Fortunately Picard was able to foist the colony of Space Irish off on them, probably laughing up his tunic sleeve the whole time. “Yep… here’s the genetic diversity you need! And goats, too! Your civilization will be back on the fast track to galactic empire in no time! Please, tell your psychically gifted supergenius offspring to rule mercifully!” Kind of the exact opposite of Space Seed, come to think of it. Maybe the new Trek movie will be titled The Wrath of Darby O’Gill.
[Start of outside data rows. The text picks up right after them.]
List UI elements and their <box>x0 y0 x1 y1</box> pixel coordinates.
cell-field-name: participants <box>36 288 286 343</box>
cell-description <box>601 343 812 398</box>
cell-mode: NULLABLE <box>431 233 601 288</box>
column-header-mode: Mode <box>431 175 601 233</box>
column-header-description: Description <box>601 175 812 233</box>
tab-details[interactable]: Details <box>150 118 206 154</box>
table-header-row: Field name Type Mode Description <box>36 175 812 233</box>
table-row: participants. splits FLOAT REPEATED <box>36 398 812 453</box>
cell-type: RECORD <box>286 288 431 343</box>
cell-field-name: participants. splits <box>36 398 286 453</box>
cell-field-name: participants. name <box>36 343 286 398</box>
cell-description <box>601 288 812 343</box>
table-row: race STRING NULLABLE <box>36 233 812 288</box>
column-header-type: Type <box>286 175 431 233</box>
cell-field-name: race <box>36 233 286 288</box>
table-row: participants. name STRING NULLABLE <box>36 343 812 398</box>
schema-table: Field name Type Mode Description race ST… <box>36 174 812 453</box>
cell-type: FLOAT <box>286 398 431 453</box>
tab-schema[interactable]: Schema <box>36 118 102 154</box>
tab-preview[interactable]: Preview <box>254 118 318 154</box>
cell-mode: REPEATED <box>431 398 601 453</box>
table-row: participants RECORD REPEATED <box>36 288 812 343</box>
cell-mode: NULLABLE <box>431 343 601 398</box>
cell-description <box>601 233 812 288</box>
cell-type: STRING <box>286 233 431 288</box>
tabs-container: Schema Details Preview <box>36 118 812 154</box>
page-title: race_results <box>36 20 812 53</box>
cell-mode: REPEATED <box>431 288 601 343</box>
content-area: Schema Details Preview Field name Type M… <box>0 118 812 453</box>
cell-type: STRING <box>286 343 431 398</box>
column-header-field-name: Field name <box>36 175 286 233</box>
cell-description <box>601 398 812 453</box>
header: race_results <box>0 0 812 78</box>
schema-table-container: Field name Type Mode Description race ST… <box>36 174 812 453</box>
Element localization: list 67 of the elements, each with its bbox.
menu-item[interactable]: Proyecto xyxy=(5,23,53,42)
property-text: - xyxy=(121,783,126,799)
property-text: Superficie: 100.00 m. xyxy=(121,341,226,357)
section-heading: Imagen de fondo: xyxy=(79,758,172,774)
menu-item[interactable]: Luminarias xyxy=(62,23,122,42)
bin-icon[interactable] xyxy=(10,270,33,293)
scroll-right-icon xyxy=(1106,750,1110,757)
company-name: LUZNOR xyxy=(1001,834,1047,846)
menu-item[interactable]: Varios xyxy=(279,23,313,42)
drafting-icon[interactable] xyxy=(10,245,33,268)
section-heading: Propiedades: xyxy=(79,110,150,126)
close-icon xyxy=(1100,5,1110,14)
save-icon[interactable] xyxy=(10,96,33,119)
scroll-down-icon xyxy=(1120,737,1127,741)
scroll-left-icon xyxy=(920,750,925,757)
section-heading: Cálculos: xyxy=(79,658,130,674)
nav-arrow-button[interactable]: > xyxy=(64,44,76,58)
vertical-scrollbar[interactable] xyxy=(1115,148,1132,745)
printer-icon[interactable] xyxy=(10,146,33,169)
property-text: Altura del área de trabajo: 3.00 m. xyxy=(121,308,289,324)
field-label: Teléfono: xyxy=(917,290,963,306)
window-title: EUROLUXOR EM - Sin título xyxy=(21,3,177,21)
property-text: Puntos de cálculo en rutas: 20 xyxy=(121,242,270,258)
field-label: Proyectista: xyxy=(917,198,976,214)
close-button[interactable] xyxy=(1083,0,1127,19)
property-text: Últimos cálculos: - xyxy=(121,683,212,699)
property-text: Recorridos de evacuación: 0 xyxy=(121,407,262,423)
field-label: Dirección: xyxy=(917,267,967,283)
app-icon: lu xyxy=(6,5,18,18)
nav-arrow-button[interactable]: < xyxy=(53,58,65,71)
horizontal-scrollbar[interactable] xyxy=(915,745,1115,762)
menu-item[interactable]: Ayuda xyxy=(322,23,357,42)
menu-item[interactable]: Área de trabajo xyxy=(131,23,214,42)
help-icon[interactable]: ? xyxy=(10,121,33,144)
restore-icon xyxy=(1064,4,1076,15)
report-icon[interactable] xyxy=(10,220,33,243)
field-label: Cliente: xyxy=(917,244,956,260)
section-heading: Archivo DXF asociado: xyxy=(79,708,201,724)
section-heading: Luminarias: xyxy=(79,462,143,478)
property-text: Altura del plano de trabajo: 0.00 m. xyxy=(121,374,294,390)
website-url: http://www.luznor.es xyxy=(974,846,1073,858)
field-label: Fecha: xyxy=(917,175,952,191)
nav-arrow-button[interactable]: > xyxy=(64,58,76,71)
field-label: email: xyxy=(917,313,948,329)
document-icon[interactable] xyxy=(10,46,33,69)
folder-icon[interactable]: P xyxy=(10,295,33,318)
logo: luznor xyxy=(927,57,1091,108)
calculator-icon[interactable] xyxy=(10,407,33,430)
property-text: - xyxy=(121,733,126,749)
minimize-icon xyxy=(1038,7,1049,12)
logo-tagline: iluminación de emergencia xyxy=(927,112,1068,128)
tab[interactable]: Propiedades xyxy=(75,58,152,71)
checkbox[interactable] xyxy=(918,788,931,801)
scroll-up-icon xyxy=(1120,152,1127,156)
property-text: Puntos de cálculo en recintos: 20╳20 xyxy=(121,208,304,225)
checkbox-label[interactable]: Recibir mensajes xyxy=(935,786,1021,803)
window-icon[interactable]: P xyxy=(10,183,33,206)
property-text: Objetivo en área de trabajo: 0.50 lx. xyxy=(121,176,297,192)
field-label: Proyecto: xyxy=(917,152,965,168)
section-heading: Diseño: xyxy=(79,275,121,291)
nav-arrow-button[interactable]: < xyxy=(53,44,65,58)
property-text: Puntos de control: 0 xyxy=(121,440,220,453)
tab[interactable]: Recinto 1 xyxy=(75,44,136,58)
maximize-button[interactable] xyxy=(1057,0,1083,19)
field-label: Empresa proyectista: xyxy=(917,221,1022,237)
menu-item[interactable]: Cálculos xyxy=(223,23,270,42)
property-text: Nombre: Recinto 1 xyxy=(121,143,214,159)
No, but to humor you: I’m almost 25 so I will be forty when he’s fifteen and fifty when he’s at my present age. When would I ever have a reasonable chance of trying to pass myself off as him?

Ah. Well, my assumption was, he would be cloned at the same age as you. So, if you are 25 now, they take a body, “grow it” to age 25, then insert your personality, etc. I was tyhinking along the lines of the movie the Island, if you’ve seen it.

And “to humor me”? Well, thanks, but I’ll pass if you’re only answering me to humor me and not because the question is interesting or anything.